We know that not all companies are created equal, not all fleets are maintained to the same level, not all drivers are trained in the same way, and not all salespeople are punched out of the same rubber mold. Even though we know this about our businesses, we are often too willing to allow low-end operators to control our price sheets.
If customers are sensitive enough that a 10 percent, 20 percent or even 30 percent increase in price causes them to immediately leave and go with another provider, they were never your customer. (You had wooed them with your prices, but they saw you as a commodity that could be replaced by another provider.)
Educate your customers
Marketing is important if you want to open new markets, but in the grand scheme of things, it’s a crucial component of educating your existing customers about what you do, what you stand for and what sets you apart.
You must be able to clearly communicate what it is that you are doing to make yourself the best motorcoach provider in the area, and it’s important to tell your customers why you value their business.
Without this as a marketing objective, you are just another provider. And in that case, it’s true: you probably can’t raise your prices, hire more drivers or protect your profit margins.
With it, however, you can do all of those things. Marketing is not just about filling dispatch holes; it’s about creating demand for what you have.
I have been helping my fourth grader with a lot of story problems, so let’s talk about marketing using the following analogy:
Bill is trying to sell four bananas.
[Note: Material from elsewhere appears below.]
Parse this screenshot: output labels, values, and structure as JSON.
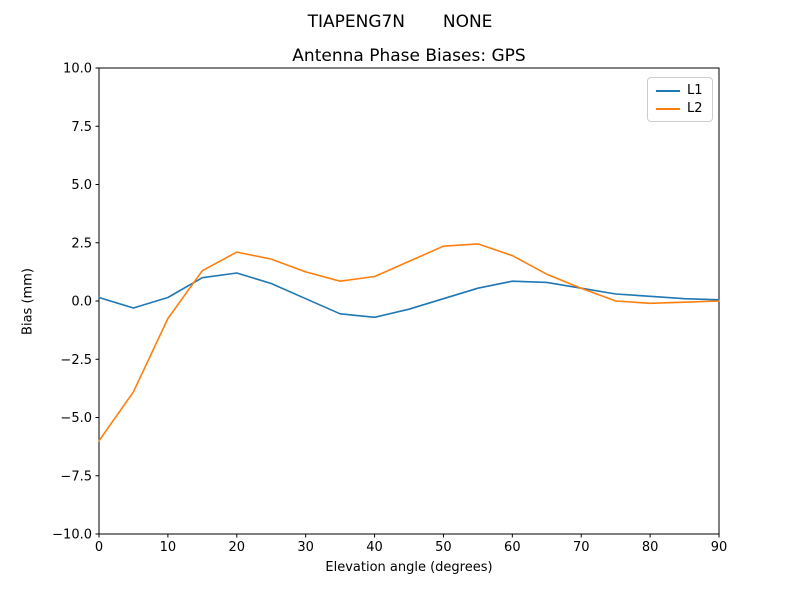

He is in a famers’ market with lots of other people who are also selling bananas. He would like to sell his bananas for $1 each, but some idiot down the row is selling his bananas for less than it costs Bill to grow his bananas. What should Bill do?
It’s easy to feel bad for Bill because, let’s face it, we’ve all been in his spot. But basically, Bill has a few choices. He can close up shop, eat his bananas and take up basket weaving. He can discount his bananas to match the price of the other guy, or even drop the price a bit further and be the cheapest guy on the block.
Or, he can decide that he’s been selling bananas for a long time, he’s good at it, and being in business with a pricing model that loses money with every sale is a bad plan (cash flow or not). For the sake of our story, let’s say Bill goes with the third option.
So, what does Bill do next? He decides to raise his prices. He comes back the next week with more bananas than he’s ever had and sells them for $3 apiece.
But here’s the catch: Bill did something different this week. He peeled the bananas, froze them, dunked them in chocolate and rolled them in nuts. He made a couple of posters, stood in front of his booth and offered free samples to all the passersby. And guess what? He sold all of his bananas and landed a contract with a local restaurant. How smart is Bill?
What’s the moral of the story? Let’s be like Bill and think outside the box, stretching ourselves to be something other than a transportation-shaped commodity. Let’s show our customers (and potential customers) that we don’t sell green bananas in the bottom of a cardboard box.
What we offer is a delicious frozen treat, hand-dipped in chocolate and rolled in nuts. Let’s demonstrate that because we are different (better, even), we won’t be held to the price sheet of the guy selling green bananas.
Let’s build a new world where the customers we work with are loyal to us, not our prices, and create enough demand that when someone really wants a green banana, we can send them on their way with a smile and say, “Come on back when you want a better banana!”
We need more drivers, and we’ll continue to need them until we make driving a viable, full-time career opportunity that provides regular work and enough pay to comfortably support a family of four.
We won’t get to that place until we can sell more bananas, to more people, for more money. Marketing isn’t easy, and it isn’t something you can do just in a moment of need.
It’s a journey, not a destination, and it’s something that deserves your attention and focus.